Anything for Money is an American television game show where two contestants tried to predict the outcomes of situations in which cast members Christopher Callen and Ralph Harris attempted to coerce passers-by into participating in jokes, in exchange for increasing amounts of money.

Fred Travalena hosted Anything for Money with Johnny Gilbert serving as announcer. The series was syndicated to stations to air as part of their daytime lineups and premiered on September 17, 1984. Originally slated to air twenty-two weeks of new episodes at first, an additional eight weeks were ordered over the course of the season and a total of 150 episodes aired before the show was cancelled. First-run episodes aired from the premiere until April 19, 1985, and reruns aired until sometime in August 1985. The show later aired on USA Network from 1986 until 1988.

The series was produced by Gary Bernstein and Larry Hovis, packaged by their production company Bernstein/Hovis Productions and Impact Studios, and distributed by Paramount Television.

==Rules==
Travalena would introduce clips and, once the premise of the prank was known, the contestants then guessed whether or not the participants would consent. Three rounds were played, with a correct guess worth $200 in round 1, $300 in round 2, and $500 in round 3.

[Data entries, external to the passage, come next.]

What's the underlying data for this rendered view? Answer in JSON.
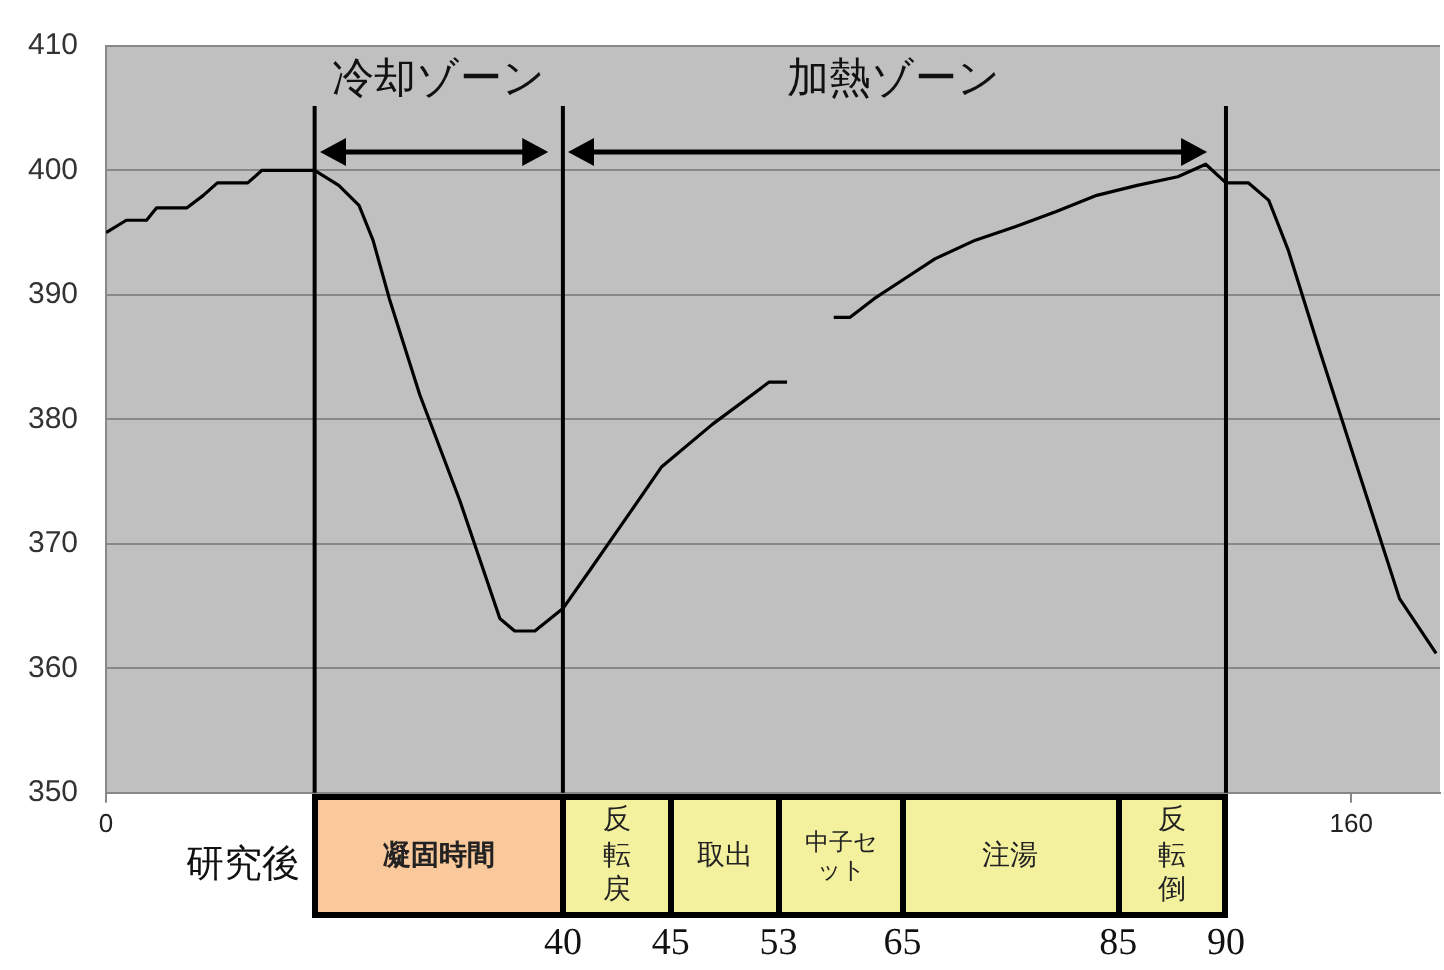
{
  "chart_data": {
    "type": "line",
    "x": [
      0,
      2.6,
      5.2,
      6.5,
      10.4,
      12.5,
      14.3,
      18.2,
      20,
      26,
      26.8,
      29.9,
      32.5,
      34.3,
      36.4,
      40.3,
      45.5,
      50.6,
      52.5,
      55.1,
      58.7,
      62.3,
      66.2,
      71.4,
      77.9,
      85.2,
      87.5,
      90,
      93.5,
      95.6,
      98.7,
      102.6,
      106.5,
      111.7,
      116.9,
      122.1,
      127.3,
      132.5,
      137.7,
      141.3,
      143.9,
      146.8,
      149.4,
      151.9,
      155.8,
      161,
      166.2,
      170.9
    ],
    "series": [
      {
        "color": "#000000",
        "values": [
          395,
          396,
          396,
          397,
          397,
          398,
          399,
          399,
          400,
          400,
          400,
          398.8,
          397.2,
          394.4,
          389.7,
          382,
          373.4,
          364,
          363,
          363,
          364.8,
          368,
          371.5,
          376.2,
          379.6,
          383,
          383,
          null,
          388.2,
          388.2,
          389.7,
          391.3,
          392.9,
          394.4,
          395.5,
          396.7,
          398,
          398.8,
          399.5,
          400.5,
          399,
          399,
          397.6,
          393.6,
          385.8,
          375.7,
          365.6,
          361.2
        ]
      }
    ],
    "xlim": [
      0,
      171.4
    ],
    "xticks": [
      0,
      160
    ],
    "ylim": [
      350,
      410
    ],
    "yticks": [
      350,
      360,
      370,
      380,
      390,
      400,
      410
    ],
    "grid": "y",
    "legend": false,
    "marker": "none",
    "line_style": "solid",
    "ref_lines": [
      {
        "axis": "x",
        "value": 26.8,
        "color": "#000000"
      },
      {
        "axis": "x",
        "value": 58.7,
        "color": "#000000"
      },
      {
        "axis": "x",
        "value": 143.9,
        "color": "#000000"
      }
    ],
    "annotations": [
      "冷却ゾーン",
      "加熱ゾーン",
      "研究後",
      "凝固時間",
      "反転戻",
      "取出",
      "中子セット",
      "注湯",
      "反転倒",
      "40",
      "45",
      "53",
      "65",
      "85",
      "90"
    ]
  }
}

The player with the most money after 3 rounds was the champ and received a bonus prize, besides their winnings. If the scores ended in a tie, both players received the bonus prize and became co-champs.

==Controversy==
Anything for Money was originally a concept developed by Ralph Andrews Productions in 1983. Gary Bernstein was working for the company during this time, and Andrews had an agreement with Columbia Pictures Television which gave Columbia first right of refusal for any Andrews-produced project between 1980 and 1986. Bernstein at the time was also partnering with actor Larry Hovis in his own venture. When Anything for Money was originally devised, CPT refused it outright. Andrews then advised Bernstein to go to Paramount and try and sell it to them, which he was successful in doing. A problem arose, however, because Bernstein said that he had owned the rights to the show and not Andrews. Paramount later picked up Anything for Money in 1984 and hired Bernstein and Hovis to produce it, thus causing Andrews to file a lawsuit against Paramount for taking his concept. Paramount won summary judgment in 1984, but after years of appeals, Andrews won a reversal in 1990.

This did not affect Andrews and Bernstein's relationship as colleagues, as the two production units later launched Yahtzee in 1988. However, that program was also mired in controversy that would lead to a lawsuit being filed by the latter.

==International versions==
An equally short-lived British version ran on Sky One from February 6, 1991, until September 28, 1992, hosted by Andrew O'Connor.

In 1991, SBT premiered a Brazilian version, Topa Tudo por Dinheiro, hosted by the network's founder and owner Silvio Santos.